'05' UNC basketball champs starting 5 +1 took a combined 69 paper classes. truth=transcripts=transparency. A real education= #ncaareform
— Mary Willingham (@paperclassinc) April 7, 2014
On Sunday night this week, Mary Willingham shared identifiable academic information about former UNC basketball players from the 2005 national championship team. In my last blog entry, I explained how her tweet was both unethical and unlawful because it constitutes a violation of those former students' federally protected academic records. (Also, because she did not obtain the information ethically, we cannot even be certain it is true.) Such actions as Willingham's are obviously unethical on their own, but the true egregiousness of her stunt becomes apparent when we consider this: she did it to make a profit.
The important fact to recognize is the source of her tweet. She was tweeting not as a university employee or as an academic researcher. Rather, she was tweeting as the president of Paper Class Inc., a for-profit company.
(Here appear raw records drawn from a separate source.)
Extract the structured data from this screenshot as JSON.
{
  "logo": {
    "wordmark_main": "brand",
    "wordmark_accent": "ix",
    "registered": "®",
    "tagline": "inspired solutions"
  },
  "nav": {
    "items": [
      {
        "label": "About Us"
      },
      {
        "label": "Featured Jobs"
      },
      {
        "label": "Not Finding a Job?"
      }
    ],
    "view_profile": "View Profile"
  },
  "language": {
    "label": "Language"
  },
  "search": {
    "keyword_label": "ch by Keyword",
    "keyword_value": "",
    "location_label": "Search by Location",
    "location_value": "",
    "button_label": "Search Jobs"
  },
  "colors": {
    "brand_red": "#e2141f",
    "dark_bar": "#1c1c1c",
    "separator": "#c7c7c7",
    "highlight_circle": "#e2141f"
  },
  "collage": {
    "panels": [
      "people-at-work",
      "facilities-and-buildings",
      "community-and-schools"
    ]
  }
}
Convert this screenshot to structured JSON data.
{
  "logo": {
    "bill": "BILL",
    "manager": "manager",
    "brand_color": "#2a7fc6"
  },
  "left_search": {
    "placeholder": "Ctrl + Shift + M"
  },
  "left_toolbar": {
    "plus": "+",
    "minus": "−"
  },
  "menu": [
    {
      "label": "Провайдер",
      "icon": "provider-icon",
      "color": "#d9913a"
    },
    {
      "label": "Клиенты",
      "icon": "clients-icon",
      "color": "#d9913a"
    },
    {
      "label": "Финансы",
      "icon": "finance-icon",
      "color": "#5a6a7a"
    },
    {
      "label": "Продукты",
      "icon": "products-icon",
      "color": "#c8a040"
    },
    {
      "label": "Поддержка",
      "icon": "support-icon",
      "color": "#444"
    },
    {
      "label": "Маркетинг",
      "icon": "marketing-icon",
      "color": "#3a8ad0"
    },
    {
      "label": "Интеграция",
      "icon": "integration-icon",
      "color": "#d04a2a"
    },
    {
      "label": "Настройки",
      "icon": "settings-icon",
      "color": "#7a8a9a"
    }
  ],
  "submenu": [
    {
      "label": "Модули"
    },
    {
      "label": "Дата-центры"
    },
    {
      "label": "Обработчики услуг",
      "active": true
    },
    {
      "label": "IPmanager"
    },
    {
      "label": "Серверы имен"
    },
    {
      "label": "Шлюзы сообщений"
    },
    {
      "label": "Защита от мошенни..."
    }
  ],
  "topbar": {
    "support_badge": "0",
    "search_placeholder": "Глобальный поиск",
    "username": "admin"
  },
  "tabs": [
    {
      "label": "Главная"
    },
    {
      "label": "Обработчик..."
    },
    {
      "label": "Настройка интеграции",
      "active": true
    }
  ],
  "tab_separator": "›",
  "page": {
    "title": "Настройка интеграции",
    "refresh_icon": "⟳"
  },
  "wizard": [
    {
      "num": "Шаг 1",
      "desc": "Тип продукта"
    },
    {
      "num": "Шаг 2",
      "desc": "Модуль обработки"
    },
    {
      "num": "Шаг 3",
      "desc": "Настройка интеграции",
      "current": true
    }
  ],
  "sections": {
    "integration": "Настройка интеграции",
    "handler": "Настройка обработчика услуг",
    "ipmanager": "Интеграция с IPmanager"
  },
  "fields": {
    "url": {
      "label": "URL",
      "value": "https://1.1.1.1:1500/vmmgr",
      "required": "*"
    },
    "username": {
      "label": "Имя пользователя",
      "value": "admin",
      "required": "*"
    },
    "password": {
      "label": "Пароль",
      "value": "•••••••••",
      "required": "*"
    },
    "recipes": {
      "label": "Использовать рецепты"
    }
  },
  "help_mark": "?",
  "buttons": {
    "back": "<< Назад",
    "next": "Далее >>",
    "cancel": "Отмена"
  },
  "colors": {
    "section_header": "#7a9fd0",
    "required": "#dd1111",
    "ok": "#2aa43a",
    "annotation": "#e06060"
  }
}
What that means is that she used her position as a university employee to access students' federally protected academic records—unlawfully—for the purpose of acquiring information she would use to publicize her company. Undoubtedly, her stunt was also a means of generating buzz for Jay Smith's and her forthcoming book, featured on Paper Class Inc.'s website and from which they surely hope to make a profit.
Of course, the irony is that her entire campaign of defamation against college athletics is that college athletics has been corrupted by the profit motive. Profit corrupts, indeed.